US retail imports soar despite Hanjin bankruptcy
Import cargo volume will reach near-peak levels in September even as retailers work to deal with the Hanjin bankruptcy
September should see near-peak levels for import cargo volume at major US retail container ports despite retailers working to cope with the Hanjin Shipping bankruptcy.
According to the Global Port Tracker report just released by the National Retail Federation (NRF) and Hackett Associates, cargo volume for the whole of 2016 should see a 1.8% increase on last year.
The projection comes despite retailers facing disruption as they head into their busiest season after the South Korean company, the world's seventh-largest container shipper, filed for bankruptcy protection at the end of last month.
Early reports suggested Hanjin ships were refused permission to offload or take aboard containers, leading to potential delays to deliveries, and that some ships in China were seized on behalf of creditors. New information suggests Hanjin has been granted provisional protection from creditors in the US, enabling some vessels to dock and unload at US ports.
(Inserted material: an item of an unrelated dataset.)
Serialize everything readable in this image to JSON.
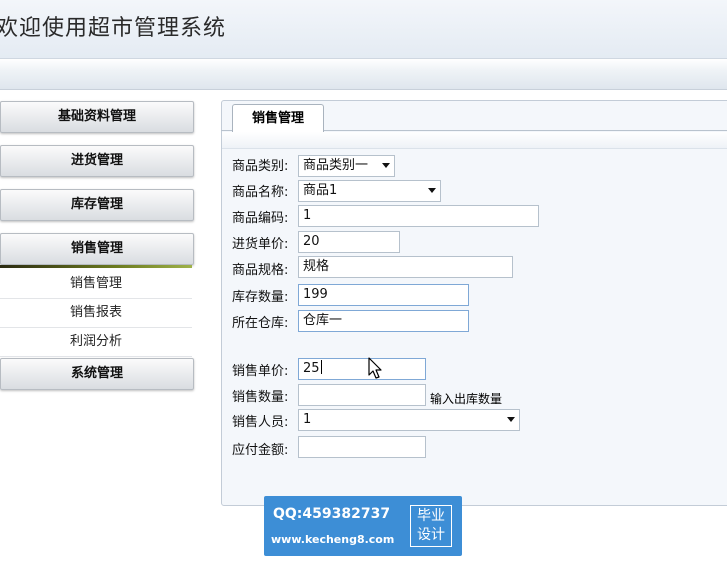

Even so, the NRF and Hackett Associates predict import cargo volume will reach near-peak levels this month.
"Hanjin should not significantly affect volume for the month since alternative arrangements to unload those containers or shift cargo elsewhere should be dealt with by the time the numbers are tallied," says Jonathan Gold, NRF vice president for supply chain and customs policy. "But millions of dollars worth of merchandise is in limbo at the moment, and retailers are working hard to make sure it ends up on store shelves in time for the holidays."
Cargo import numbers do not correlate directly with sales because they count only the number of cargo containers, not the value of the merchandise inside them. Nonetheless, the amount of merchandise imported provides a rough barometer of retailers' expectations.
Ports covered by Global Port Tracker handled 1.63m Twenty-Foot Equivalent Units (TEU) in July, the latest month for which after-the-fact numbers are available. That was up 3.2% from June and up 0.7% from July of last year. One TEU is one 20-foot-long cargo container or its equivalent.
August was estimated at 1.67m TEU, down 0.4% from last year, and is expected to have been the busiest month of the annual shipping cycle buildup to the holiday shopping season. September is forecast at 1.62m TEU, down 0.2% from last year; October at 1.63m TEU, up 5.3% from last year; November at 1.53m TEU, up 3.8%, and December at 1.49m TEU, a rise of 3.6%.
Those numbers should bring 2016 to a total of 18.6m TEU, up 1.8% from last year. Total volume for 2015 was 18.2m TEU, up 5.4% from 2014. The first half of 2016 totalled 9m TEU, up 1.6% from the same period in 2015.
Meanwhile, January 2017 is forecast at 1.53m TEU, up 2.8% from January of this year.
"Despite the apparent slowdown in economic activity being reported around the world, the volume of imports continues to grow slowly, much along the lines that we have been projecting," adds Hackett Associates founder Ben Hackett.